What would it be like to find out, when you go in to the doctor to get checked out for chest pain, that your body contains a monastery, “detailed masonry under scaffolding of ribs, past curtains / of lungs. Around the courtyard, bronchial trees,/ the lime-white cloister walk….”?  To be an ex-nun is to be an “ex” outside of the Motherhouse, but still utterly connected to the experience by experience, by memory, by the internalization of life into the body, all of it building a permanent state of being with our past ways of being. In Hathaway’s funny, poignant, honest book, the bodies of the world and the words we use to describe those bodies are what we dig into: at the doctor’s office, on the geological dig, at the Catholic school:

 

The Ex-Nun Remembers the Ruler

 

“Measure up, she tells her children, points

to their rules, their feet. Pace off the classroom.

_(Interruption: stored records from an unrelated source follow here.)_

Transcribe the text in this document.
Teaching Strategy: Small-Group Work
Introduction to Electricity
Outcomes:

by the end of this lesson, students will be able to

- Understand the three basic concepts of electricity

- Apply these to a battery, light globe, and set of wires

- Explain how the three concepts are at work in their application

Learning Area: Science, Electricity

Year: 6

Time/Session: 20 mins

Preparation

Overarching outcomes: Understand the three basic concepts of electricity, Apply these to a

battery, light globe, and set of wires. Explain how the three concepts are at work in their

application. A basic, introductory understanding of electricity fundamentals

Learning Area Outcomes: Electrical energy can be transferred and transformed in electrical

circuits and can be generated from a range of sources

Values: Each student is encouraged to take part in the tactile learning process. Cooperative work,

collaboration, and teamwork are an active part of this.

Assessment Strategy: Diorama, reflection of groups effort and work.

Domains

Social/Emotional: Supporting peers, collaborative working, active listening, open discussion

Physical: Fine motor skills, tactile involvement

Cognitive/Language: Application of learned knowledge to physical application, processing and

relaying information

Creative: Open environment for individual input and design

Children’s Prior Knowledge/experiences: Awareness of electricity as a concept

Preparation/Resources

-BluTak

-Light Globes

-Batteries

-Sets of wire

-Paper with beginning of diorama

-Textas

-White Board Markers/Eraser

The youngest Martinez, whose birth

embarrassed his much older sister,

tugs at Maria’s black braid. Jesus!

 

calls the nun more than once and slaps

up the aisle behind them. Jesus! Maria!

Reverting to type, she looms—then laughs.

Some joke, her children, that image.

Called by the bell to change, the class

 

stretches, up go their rulers wanting to kiss,

to cross like a roomful of Knights

of Columbus, or mutinous slaves,

short oars without paddles,

about to revolt. Have they a prayer?

 

Over metrics she’d chosen the illogical 12

inch to honor apostles. Considered dividing

the product of 4 X 3 into red-hatted cardinal

directions adjusted to Paul’s theological

virtues. And the greatest of these?

 

After Compline, she paces her own

immeasurable cell, counting (one, foot

after the other) poverty, chastity, obedience,

rounding the corners they could put her in.

 

This is hard to do well, and Hathaway consistently makes language do double- and triple-duty. Hers is a remarkable capacity for the sheer exuberance and fun of language, and we get the stern frown of the ex-nun always broken open by an intrinsic warmth and humor where a twinkling wit just can’t help itself. The book is wonderful and generous this way, and a great relief above the incessant breast-beating and negativity of so much contemporary personal poetry. Humor and wit are, after all, a large part of the human experiment and there is really not enough of it in poetry these days. For this I am grateful to Hathaway and so should we all be for a break in the otherwise bleak play.

 

The poems are also, when they enter more serious territory, not stern or stuffy or depressing, but surprisingly erotic. From the poem “Going Through History”:

 

This is a book about fighting, which could be useful

at work. It’s also about money, so nothing has changed:

 

where is God? Donna Lucrezia’s motets rise above

the piazza like birds to be clerically shot. Donna Cecilia

weeps in her bed: Donna Louisa beneath her provides

what God and man do not….

 

Here we see the cutting edge of her wit, and yet here’s sex too, and once again we are off to Hathaway’s complex races. A book not to be missed by any reader who enjoys invigoration and fresh air. It is a sheer gift from Hathaway, who effortlessly brings enormous space to the cramped cell in lockdown that we call the English language.